Don’t Limit Yourself
Mentoring does not have to be monogamous. Connecting with as many possible mentors as you can is always a good thing. And over time, maintaining strong relationships with mentors who click with you and who have committed themselves to your professional development will continue to pay dividends.
Say Yes Whenever You Can
If an attorney invites you to attend a deposition or hearing, jump at the chance, even if it means staying up later that night to catch up on the work you missed. If you have a chance to go to a local bar meeting or participate in a practice area-specific group or association, do it.
Keep an Open Mind
Part of being a good mentor is dishing out advice on improvement and growth, and part of being a good mentee is a willingness to hear and accept that advice without hurt feelings. Mentoring is about self-improvement and growth. A good mentor should inspire you to act toward those ends.
Don’t Have Set Expectations
You never know where a mentor-mentee relationship will go. Don’t seek someone out only because you think they can help get you a job or connect you with someone who can. Of course, those things are important, but you will find the mentor-mentee relationship develops so much more naturally if you go into it with no set expectations or agendas.
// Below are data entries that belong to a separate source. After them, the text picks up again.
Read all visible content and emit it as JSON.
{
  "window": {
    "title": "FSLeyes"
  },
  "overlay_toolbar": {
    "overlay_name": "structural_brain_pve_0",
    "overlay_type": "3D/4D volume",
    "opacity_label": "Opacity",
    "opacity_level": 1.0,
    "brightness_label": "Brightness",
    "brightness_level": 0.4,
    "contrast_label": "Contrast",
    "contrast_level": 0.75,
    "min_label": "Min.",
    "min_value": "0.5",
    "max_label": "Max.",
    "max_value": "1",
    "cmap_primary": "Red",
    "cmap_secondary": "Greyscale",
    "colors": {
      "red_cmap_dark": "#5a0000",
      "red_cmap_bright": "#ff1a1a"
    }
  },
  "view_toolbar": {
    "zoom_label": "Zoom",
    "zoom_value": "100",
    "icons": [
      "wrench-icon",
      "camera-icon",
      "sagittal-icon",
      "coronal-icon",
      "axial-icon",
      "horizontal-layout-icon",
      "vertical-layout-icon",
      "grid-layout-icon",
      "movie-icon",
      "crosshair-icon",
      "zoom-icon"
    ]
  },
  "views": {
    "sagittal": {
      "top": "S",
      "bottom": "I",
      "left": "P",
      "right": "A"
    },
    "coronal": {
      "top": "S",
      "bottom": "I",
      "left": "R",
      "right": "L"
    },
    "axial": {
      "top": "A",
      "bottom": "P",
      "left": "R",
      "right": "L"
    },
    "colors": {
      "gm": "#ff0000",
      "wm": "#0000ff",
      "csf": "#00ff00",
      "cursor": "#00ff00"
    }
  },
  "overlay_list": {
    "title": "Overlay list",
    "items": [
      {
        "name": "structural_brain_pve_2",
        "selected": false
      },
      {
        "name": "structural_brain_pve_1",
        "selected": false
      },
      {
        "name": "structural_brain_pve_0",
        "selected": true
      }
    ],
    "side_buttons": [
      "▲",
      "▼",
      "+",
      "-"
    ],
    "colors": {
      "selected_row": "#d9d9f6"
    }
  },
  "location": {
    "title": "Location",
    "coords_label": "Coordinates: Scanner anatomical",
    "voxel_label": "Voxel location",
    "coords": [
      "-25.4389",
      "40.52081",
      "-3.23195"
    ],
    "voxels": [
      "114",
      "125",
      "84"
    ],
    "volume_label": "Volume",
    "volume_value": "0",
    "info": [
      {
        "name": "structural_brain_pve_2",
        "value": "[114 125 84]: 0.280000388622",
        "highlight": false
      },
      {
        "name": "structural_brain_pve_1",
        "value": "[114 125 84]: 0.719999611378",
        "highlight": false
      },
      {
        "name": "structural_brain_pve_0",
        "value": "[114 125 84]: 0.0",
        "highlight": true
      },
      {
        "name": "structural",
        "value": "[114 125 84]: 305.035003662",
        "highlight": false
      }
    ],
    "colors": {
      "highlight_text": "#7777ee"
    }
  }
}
Take Advantage of Resources
There is simply no excuse for not getting involved because there is no shortage of opportunities to do so. Join your local and state bar association, meet with more experienced attorneys regularly, and take advantage of lawyer-to-lawyer mentoring programs.
Look Backward and Forward
Reach out to new connections who might make good mentors, but don’t forget about those who helped guide you through law school. They can be an invaluable resource as you move into the professional world.
Be a Mentor Yourself
New lawyers are often best suited to be mentors to young lawyers and law students. They have gained some practical experience in the professional world, but are not so far removed from law school or the first year or two of practice that they have forgotten what it’s like.
Never Stop Learning and Growing
There is no point at which you can reasonably say that you have been mentored “enough.” Having someone to confide in, look up to, and rely on as a guide is important whether you’ve been practice three years or thirty years.
The legal profession is one that both embraces and requires lifelong learning. From the day you are sworn in, to the day you retire, it is important to keep perspective and grow wherever, whenever, and however you can. Finding a mentor is among the first steps in that ongoing process, and fortunately for the new lawyer, mentors aren’t hard to find. They are all around us.